Tout cela, d’abord sans me rendre compte que cela entrait dans un cadre aristotélo-thomiste, je l’écris depuis le début de ce blog. Il n’est peut-être pas inutile de vous citer ici, une nouvelle fois, un texte de Vincent Descombes (lequel doit connaître mieux, via Wittgenstein, son Aristote que son saint Thomas, personne n’est parfait), qui dit à peu près la même chose - dans un état d’esprit différent, plus moderne - sur cette nécessité, pour mener au quotidien une vie plus démocratique, de ne pas mettre, de ne pas répandre de la démocratie partout : 

"Une chose est de dire que la démocratie et le principe de l'égalité humaine sont des idées très importantes parce qu'ils incarnent ce que l'humanité avait toujours voulu sans le savoir, ce qui est conforme à l'ordre naturel des choses, ce qui va dans le sens de l'histoire ; autre chose est de dire qu'ils sont très importants, mais n'expriment nullement de façon harmonieuse le tout de ce que tous les hommes avaient toujours voulu, le bien universel. Quand la philosophie accepte de se laisser éclairer par l'anthropologie, elle doit même aller plus loin et reconnaître que les valeurs modernes sont parfaitement incompatibles avec d'autres choses importantes et précieuses de la vie humaine, du moins au premier abord et tant qu'on n'a pas introduit toutes sortes de complexités nécessaires. La démocratie, c'est très bien, la famille c'est très bien, mais la famille démocratique, cela n'existe pas. Ce qui peut exister, peut-être, et doit certainement être recherché, c'est la famille dont les membres sortent sur l'agora avec les vertus de caractère d'un citoyen démocratique. Cette famille sera donc démocratique par sa finalité, par son adéquation aux conditions d'une société démocratique, mais pas littéralement par son fonctionnement, car aucune famille ne saurait être conçue sur le modèle d'une société contractuelle, d'un instrument au service d'individus qui ont accepté de coopérer. Même chose pour l'école : elle est l'exemple même d'une condition non démocratique, du moins immédiatement, de la démocratie. De l'école devraient sortir des citoyens prêts à se tenir les uns les autres pour des égaux, mais à l'école elle-même, il est exclu que toutes les opinions aient le même droit à se faire entendre, ou qu'elles soient toutes respectables, ce serait même absurde de le demander. Qui plus est, sans ce passage par une école où tout n'est pas à égalité, les citoyens ne seront pas capables de pratiquer l'autolimitation qui permet de rendre viable l'égalité, que ce soit dans l'exercice de la souveraineté et dans les rapports sociaux."

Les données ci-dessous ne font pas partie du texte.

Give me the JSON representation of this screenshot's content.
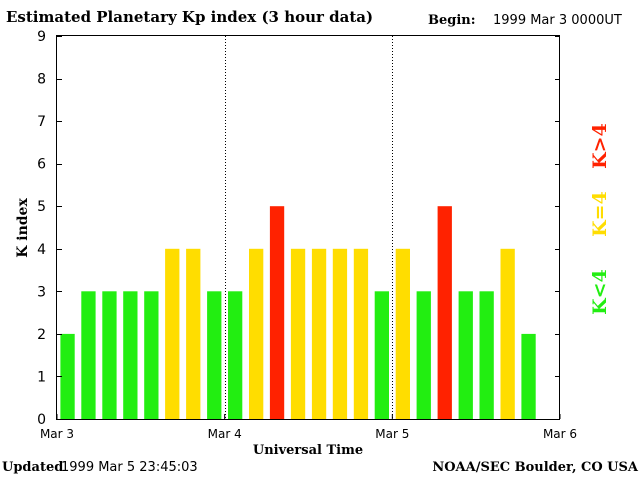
{
  "header": {
    "title": "Estimated Planetary Kp index (3 hour data)",
    "begin_label": "Begin:",
    "begin_value": "1999 Mar 3 0000UT"
  },
  "footer": {
    "updated_label": "Updated",
    "updated_value": "1999 Mar  5 23:45:03",
    "credit": "NOAA/SEC Boulder, CO USA"
  },
  "legend": {
    "quiet": "K<4",
    "unsettled": "K=4",
    "storm": "K>4"
  },
  "colors": {
    "quiet": "#22ee11",
    "unsettled": "#ffdd00",
    "storm": "#ff2200"
  },
  "chart_data": {
    "type": "bar",
    "title": "Estimated Planetary Kp index (3 hour data)",
    "xlabel": "Universal Time",
    "ylabel": "K index",
    "ylim": [
      0,
      9
    ],
    "yticks": [
      0,
      1,
      2,
      3,
      4,
      5,
      6,
      7,
      8,
      9
    ],
    "xtick_labels": [
      "Mar 3",
      "Mar 4",
      "Mar 5",
      "Mar 6"
    ],
    "interval_hours": 3,
    "values": [
      2,
      3,
      3,
      3,
      3,
      4,
      4,
      3,
      3,
      4,
      5,
      4,
      4,
      4,
      4,
      3,
      4,
      3,
      5,
      3,
      3,
      4,
      2
    ]
  }
}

Je citais ces lignes brillantes en 2006 (http://cafeducommerce.blogspot.fr/2006/08/sociologies-ajouts-le-18-et-le-2108.html#annexe : c’est un texte interminable, ne prenez pas la peine de le lire, je prouve simplement ce que j’avance). Il est rassurant d’un côté, inquiétant de l’autre, que ce qu’écrivait V. Descombes dans une revue spécialisée ou J.-P. Voyer sur son site seulement connu de quelques post-situationnistes comme votre serviteur, soit maintenant dans le Figaro. Ça ne vaut pas encore un référendum sur l’immigration ou un retour massif à la foi de nos pères, mais c’est déjà ça.


Sinon, oui, « gardien de la bière », je pourrais postuler. Avec paiement en nature.